I have two sites with a cluster of two nodes each of the sites, with replication factor 2.
The goal is to monitor the XDR shipping performance and trying to compare the available metrics: xdr_ship_success, client_write_sucess, dlog_logged, xdr_throughput, etc.
If possible, I’d like to see the performance at the level of node first, and then of cluster and of global.
I found that:
client_write_success includes all records from its local (site 1) and remote (from site 2): is there any way to know how many of them are from local or remote?
dlog_logged looks like summing up all the records to ship from the two nodes of a cluster in site 1: is there any way to know how many of them is from each node?
Especially, I’m focusing on the node-level xdr performance. Is it doable based on these metrics, or can anyone suggest any other way?

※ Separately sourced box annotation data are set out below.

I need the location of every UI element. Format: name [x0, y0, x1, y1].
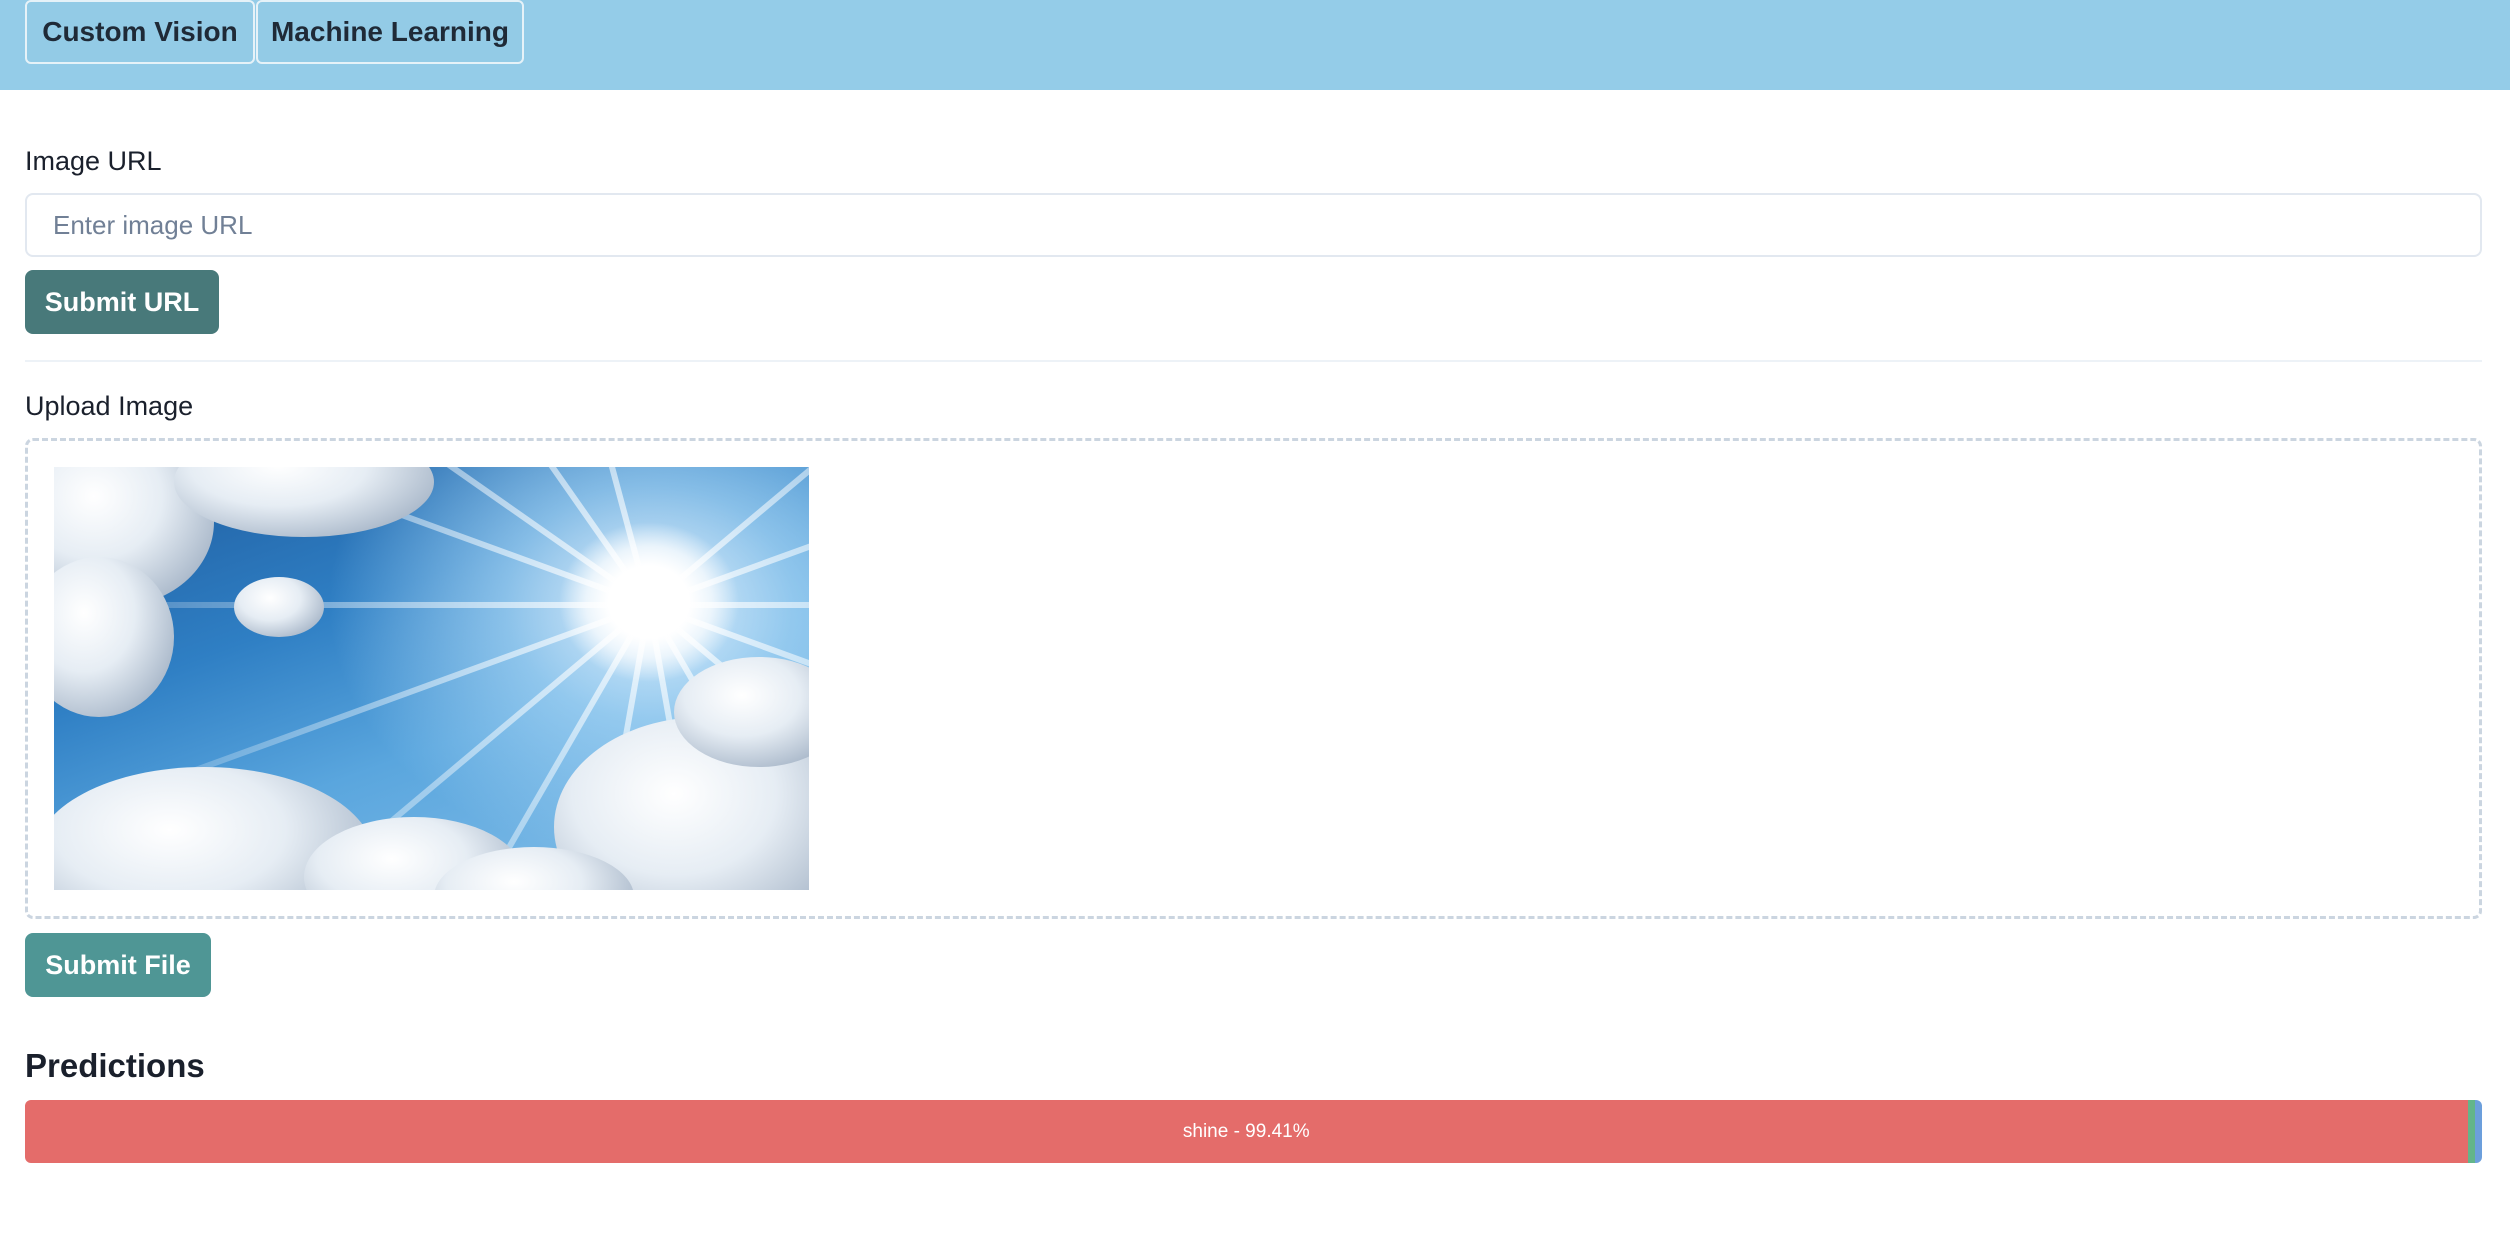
- submit-file-button[interactable]: Submit File: [25, 933, 211, 997]
- image-url-input[interactable]: [25, 193, 2482, 257]
- prediction-segment-3: [2474, 1100, 2482, 1163]
- uploaded-image-preview: [54, 467, 809, 890]
- prediction-segment-shine: shine - 99.41%: [25, 1100, 2468, 1163]
- top-nav-bar: Custom Vision Machine Learning: [0, 0, 2510, 90]
- image-url-label: Image URL: [25, 146, 162, 176]
- upload-image-label: Upload Image: [25, 391, 194, 421]
- section-divider: [25, 360, 2482, 362]
- tab-custom-vision[interactable]: Custom Vision: [25, 0, 255, 64]
- submit-url-button[interactable]: Submit URL: [25, 270, 219, 334]
- tab-machine-learning[interactable]: Machine Learning: [256, 0, 524, 64]
- predictions-bar: shine - 99.41%: [25, 1100, 2482, 1163]
- predictions-heading: Predictions: [25, 1047, 205, 1084]
- prediction-segment-2: [2467, 1100, 2475, 1163]
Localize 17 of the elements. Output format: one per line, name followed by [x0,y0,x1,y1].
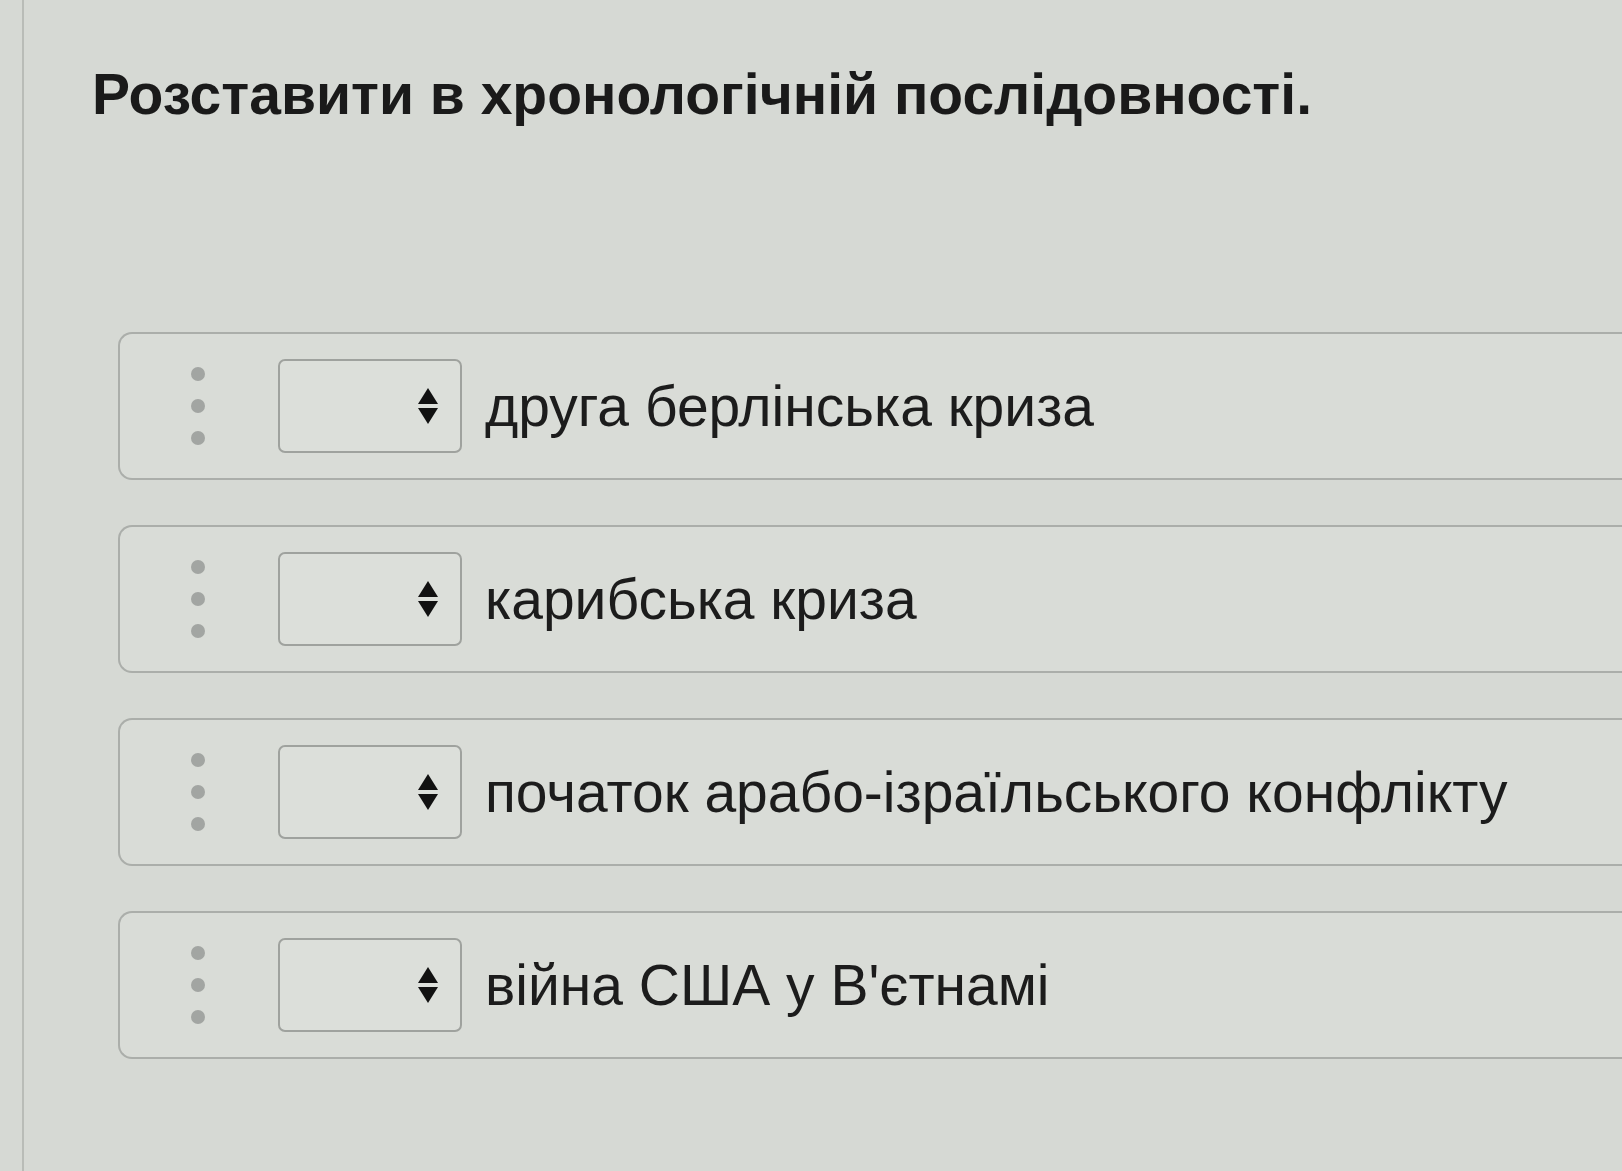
up-down-caret-icon [418,967,438,1004]
event-label: війна США у В'єтнамі [485,952,1050,1020]
up-down-caret-icon [418,774,438,811]
up-down-caret-icon [418,581,438,618]
event-label: початок арабо-ізраїльського конфлікту [485,759,1508,827]
event-label: карибська криза [485,566,917,634]
drag-handle-icon[interactable] [191,753,205,832]
order-select[interactable] [278,938,462,1033]
order-select[interactable] [278,552,462,647]
event-label: друга берлінська криза [485,373,1094,441]
drag-handle-icon[interactable] [191,560,205,639]
order-select[interactable] [278,359,462,454]
up-down-caret-icon [418,388,438,425]
drag-handle-icon[interactable] [191,367,205,446]
question-title: Розставити в хронологічній послідовності. [92,61,1312,128]
order-select[interactable] [278,745,462,840]
drag-handle-icon[interactable] [191,946,205,1025]
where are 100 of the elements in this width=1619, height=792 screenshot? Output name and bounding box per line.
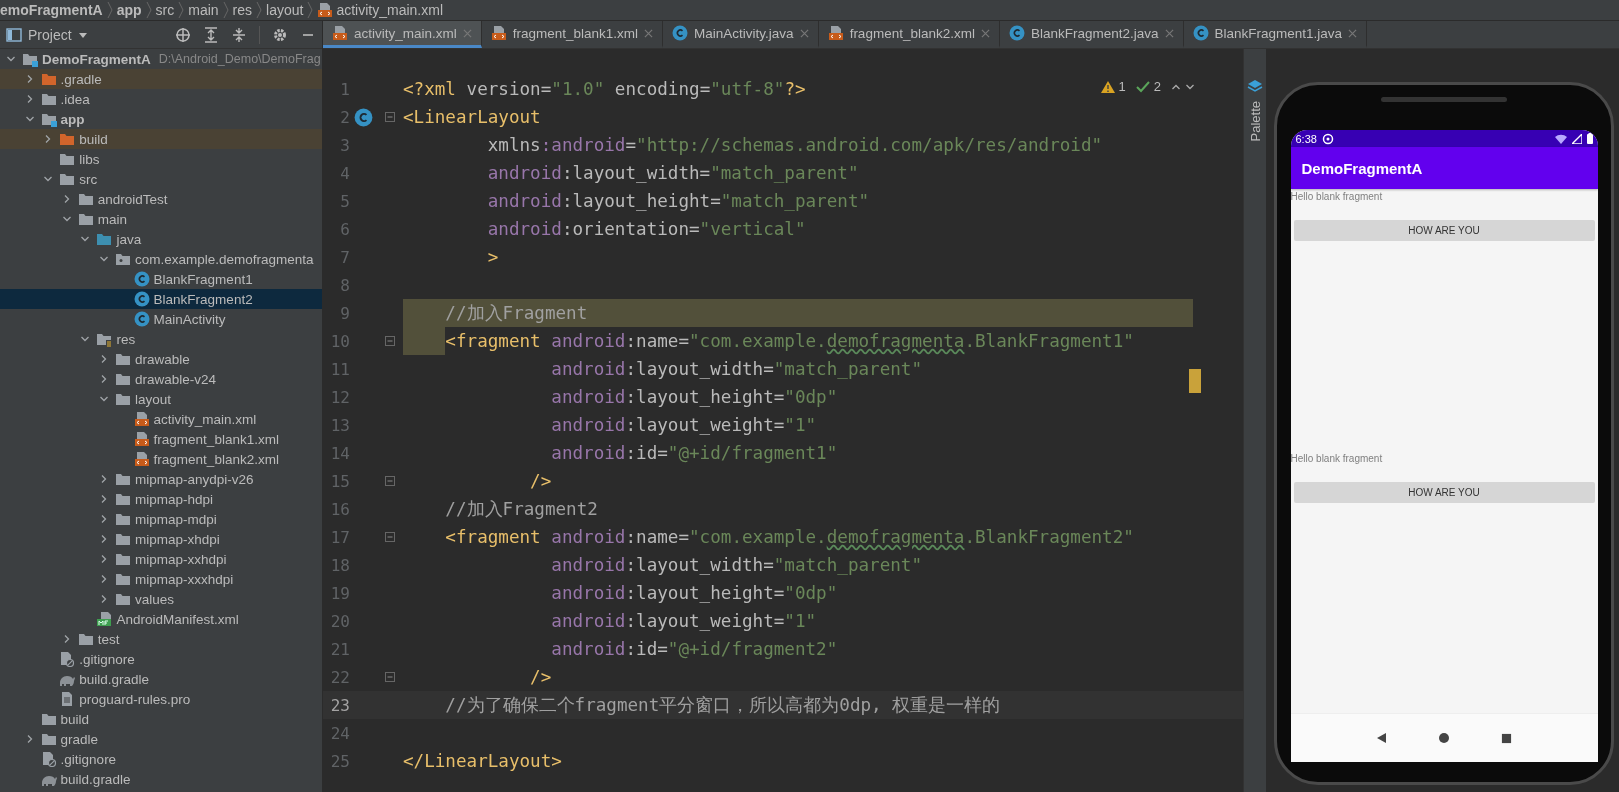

This is the stat for the writes originating from an XDR client:
dlog_logged shows all the digest log entries on a single node… it will have both master and prole even though, it would only process and ship master records, unless a node goes down, in which case other nodes start shipping the prole records matching the master records that were owned by the node that went down. On a 2 node cluster, both nodes would log everything, but that’s a special case (assuming replication factor 2).
Since you seem to have an Enterprise build (XDR) I would expect you to be in touch with someone at Aerospike. There are quite a few metrics and extra debug / tracing functionality that can be turned on for detail performance analysis.